Nahl Sûresi 114. Ayet

فَكُلُوا مِمَّا رَزَقَكُمُ اللّٰهُ حَلَالاً طَيِّباًۖ وَاشْكُرُوا نِعْمَتَ اللّٰهِ اِنْ كُنْتُمْ اِيَّاهُ تَعْبُدُونَ  ...

Artık Allah’ın size helâl ve temiz olarak verdiği rızıklardan yiyin. Eğer yalnız O’na ibadet ediyorsanız, Allah’ın nimetine şükredin.
 
Sıra Kelime Anlamı Kökü
1 فَكُلُوا yeyin ا ك ل
2 مِمَّا
3 رَزَقَكُمُ size verdiği rızıktan ر ز ق
4 اللَّهُ Allah’ın
5 حَلَالًا helal ح ل ل
6 طَيِّبًا ve hoş (olarak) ط ي ب
7 وَاشْكُرُوا ve şükredin ش ك ر
8 نِعْمَتَ ni’metine ن ع م
9 اللَّهِ Allah’ın
10 إِنْ eğer
11 كُنْتُمْ ediyorsanız ك و ن
12 إِيَّاهُ O’na
13 تَعْبُدُونَ kulluk ع ب د
 
İçinde bulundukları bolluk ve güvenlik ortamını kendisine borçlu oldukları Allah’a karşı nankörlük eden, üstelik yaptıklarının yanlışlığını göstermeye çalışan Allah elçisini de yalancılıkla suçlayan şehir halkının bu yüzden uğradığı açlığı, korkuyu ve başlarına gelecek büyük azabı bir uyarı örneği olarak hatırlatan âyetlerin ardından Allah’a hakkıyla kulluk eden kimselerin, O’nun verdiği nimetlerden yararlanırken kendisine şükretmeleri gerektiği bildirilmekte; sonra da bazı haram yiyecekler sıralanmaktadır (bu haramlar konusunda bilgi için bk. Bakara 2/173). Allah kuluna gereksiz ve faydasız yere zorluk çıkarmaz; hatta kul zorda kalırsa, kural olarak yasakladığı bazı şeylere geçici olarak izin de verir. Önemli olan, Allah tarafından konmuş olan hükümlere saygı duymamızı, nimetlerinden ötürü O’na minnettar olmamızı sağlayan, bizi haksızlık ve aşırılığa sapmaktan koruyan bir dindarlık duyarlılığına sahip olmaktır.
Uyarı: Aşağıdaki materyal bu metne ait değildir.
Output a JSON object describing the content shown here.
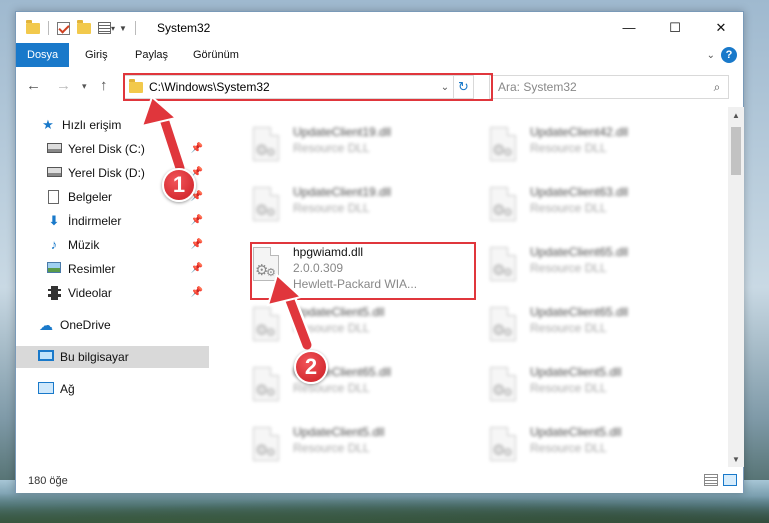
{
  "window": {
    "title": "System32",
    "controls": {
      "minimize": "—",
      "maximize": "☐",
      "close": "✕"
    }
  },
  "ribbon": {
    "tabs": [
      {
        "label": "Dosya",
        "active": true
      },
      {
        "label": "Giriş",
        "active": false
      },
      {
        "label": "Paylaş",
        "active": false
      },
      {
        "label": "Görünüm",
        "active": false
      }
    ],
    "help": "?"
  },
  "navigation": {
    "address_path": "C:\\Windows\\System32",
    "search_placeholder": "Ara: System32"
  },
  "nav_pane": {
    "items": [
      {
        "label": "Hızlı erişim",
        "icon": "star-icon"
      },
      {
        "label": "Yerel Disk (C:)",
        "icon": "drive-icon",
        "pinned": true
      },
      {
        "label": "Yerel Disk (D:)",
        "icon": "drive-icon",
        "pinned": true
      },
      {
        "label": "Belgeler",
        "icon": "documents-icon",
        "pinned": true
      },
      {
        "label": "İndirmeler",
        "icon": "downloads-icon",
        "pinned": true
      },
      {
        "label": "Müzik",
        "icon": "music-icon",
        "pinned": true
      },
      {
        "label": "Resimler",
        "icon": "pictures-icon",
        "pinned": true
      },
      {
        "label": "Videolar",
        "icon": "videos-icon",
        "pinned": true
      },
      {
        "label": "OneDrive",
        "icon": "onedrive-icon"
      },
      {
        "label": "Bu bilgisayar",
        "icon": "this-pc-icon",
        "selected": true
      },
      {
        "label": "Ağ",
        "icon": "network-icon"
      }
    ]
  },
  "files": {
    "col1": [
      {
        "name": "UpdateClient19.dll",
        "type": "Resource DLL"
      },
      {
        "name": "UpdateClient19.dll",
        "type": "Resource DLL"
      },
      {
        "name": "hpgwiamd.dll",
        "version": "2.0.0.309",
        "company": "Hewlett-Packard WIA..."
      },
      {
        "name": "UpdateClient5.dll",
        "type": "Resource DLL"
      },
      {
        "name": "UpdateClient65.dll",
        "type": "Resource DLL"
      },
      {
        "name": "UpdateClient5.dll",
        "type": "Resource DLL"
      }
    ],
    "col2": [
      {
        "name": "UpdateClient42.dll",
        "type": "Resource DLL"
      },
      {
        "name": "UpdateClient63.dll",
        "type": "Resource DLL"
      },
      {
        "name": "UpdateClient65.dll",
        "type": "Resource DLL"
      },
      {
        "name": "UpdateClient65.dll",
        "type": "Resource DLL"
      },
      {
        "name": "UpdateClient5.dll",
        "type": "Resource DLL"
      },
      {
        "name": "UpdateClient5.dll",
        "type": "Resource DLL"
      }
    ]
  },
  "status": {
    "item_count": "180 öğe"
  },
  "annotations": {
    "step1": "1",
    "step2": "2",
    "color": "#e0363c"
  }
}
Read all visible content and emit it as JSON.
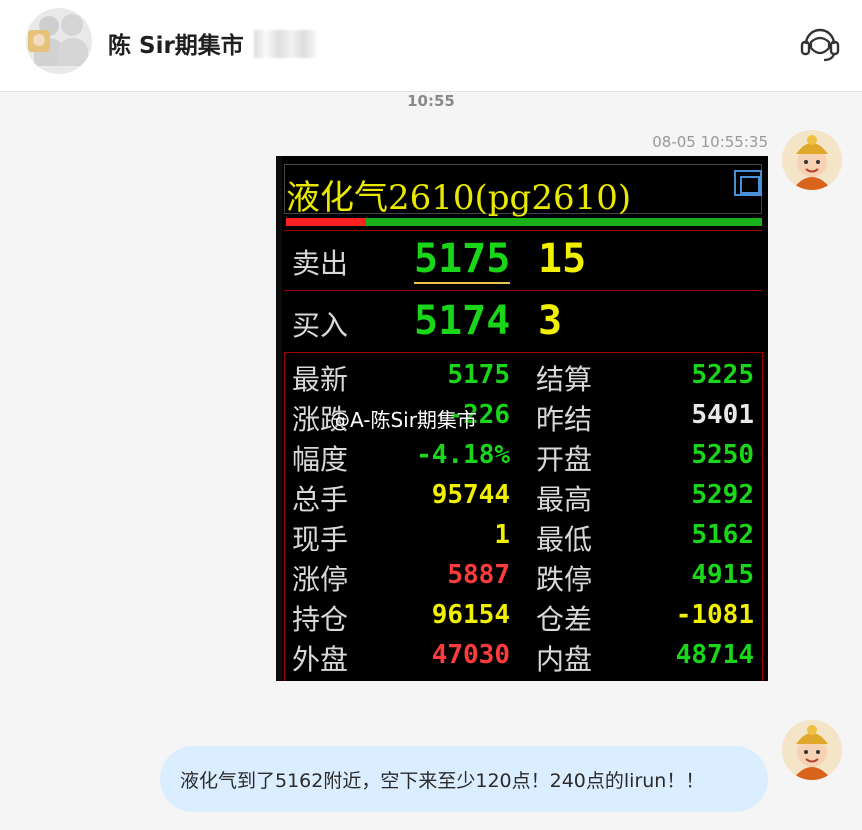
{
  "header": {
    "title": "陈 Sir期集市",
    "icons": {
      "group_avatar": "group-avatar-icon",
      "support": "customer-service-icon"
    }
  },
  "time_separator": "10:55",
  "messages": [
    {
      "time": "08-05 10:55:35",
      "type": "image"
    },
    {
      "type": "text",
      "text": "液化气到了5162附近，空下来至少120点！240点的lirun！！"
    }
  ],
  "quote": {
    "title": "液化气2610(pg2610)",
    "sell_label": "卖出",
    "sell_price": "5175",
    "sell_vol": "15",
    "buy_label": "买入",
    "buy_price": "5174",
    "buy_vol": "3",
    "rows_left": [
      {
        "label": "最新",
        "value": "5175",
        "color": "#19d619"
      },
      {
        "label": "涨跌",
        "value": "-226",
        "color": "#19d619"
      },
      {
        "label": "幅度",
        "value": "-4.18%",
        "color": "#19d619"
      },
      {
        "label": "总手",
        "value": "95744",
        "color": "#f0f000"
      },
      {
        "label": "现手",
        "value": "1",
        "color": "#f0f000"
      },
      {
        "label": "涨停",
        "value": "5887",
        "color": "#ff3b3b"
      },
      {
        "label": "持仓",
        "value": "96154",
        "color": "#f0f000"
      },
      {
        "label": "外盘",
        "value": "47030",
        "color": "#ff3b3b"
      }
    ],
    "rows_right": [
      {
        "label": "结算",
        "value": "5225",
        "color": "#19d619"
      },
      {
        "label": "昨结",
        "value": "5401",
        "color": "#e8e8e8"
      },
      {
        "label": "开盘",
        "value": "5250",
        "color": "#19d619"
      },
      {
        "label": "最高",
        "value": "5292",
        "color": "#19d619"
      },
      {
        "label": "最低",
        "value": "5162",
        "color": "#19d619"
      },
      {
        "label": "跌停",
        "value": "4915",
        "color": "#19d619"
      },
      {
        "label": "仓差",
        "value": "-1081",
        "color": "#f0f000"
      },
      {
        "label": "内盘",
        "value": "48714",
        "color": "#19d619"
      }
    ],
    "watermark": "@A-陈Sir期集市"
  }
}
Buna karşılık, Allah’ın hükümlerini önemsemeyip de haram ve helâl konusunu hafife alarak, aslında kendi keyfî arzularıyla uluorta hükümler koyup bunları Allah’ın hükümleriymiş gibi göstermeye kalkışmak, “az bir faydalanma”yani önemsiz dünya menfaatleri uğruna “Allah üzerine yalan uydurmak”, insanı ebedî kurtuluştan mahrum bırakacak ve “elemli bir azab”a götürecek ölçüde ağır bir suçtur.
 
Kur'an Yolu Tefsiri Cilt: 3 Sayfa: 448-449 
 

 Halle حَلّ :

Kelimenin aslı düğümü çözmektir. حَلَلْتُ  indim/kondum/konakladım demektir. Bunun aslı her ne kadar inerken yüklerin indirilmesi olsa da sonradan salt anlamda iniş için de kullanılmıştır. حَلِيل ise zevc/ kocadır. Bu ya her birinin diğeri için eteğini indirebildiğinden ya onunla beraber yaşamasından(konaklamasından) ya da  birbirlerine helal oluşlarındandır. Son olarak Türkçede de kullanılan mahalle inme /konaklama yeridir.  (Müfredat) 
Helâl - Mübah Farkı : حَلال- مُباح Helal, mübah olduğu şeriat yoluyla bilinen şeydir. Oysa mübah konusunda şeriat itibara alınmaz. Pazarda yürümek  mubahtır denir helaldir denmez. Helal haramın zıddı, mübah ise yapılması arzu edilmeyen davranış türü anlamına gelen mahzurun zıddıdır. Mübahın yapılması durumunda sahibine her hangi bir övgü yada kınama getirmeyen fiil diye tanımlanması caizdir. (Furuk-ul Lugavi)
 Kuran’ı Kerim’de türevleriyle birlikte 51 ayette geçmiştir. (Mucemul Müfehres) Türkçede kullanılan şekilleri helal, mahal, mahalle, mahalli, halletmek, tahlil, hulle, hulûl (konma-varma), münhal ve inhilâldir. (Kuranı Anlayarak Okuma Rehberi) 

 Cedele  جدل

:جِدالٌ çekişmek, tartışmak ve galip gelmeye çalışmak için yarışmak ya da rekabet etmektir. Kelimenin asıl kökeni ipin ilmeklerini sağlam bükmektir. Türkçede de kullandığımız cidalde bu köktendir; sanki tartışanların herbiri, diğerinin görüşünü ilmek ilmek çözmek istemektedir.(Müfredat)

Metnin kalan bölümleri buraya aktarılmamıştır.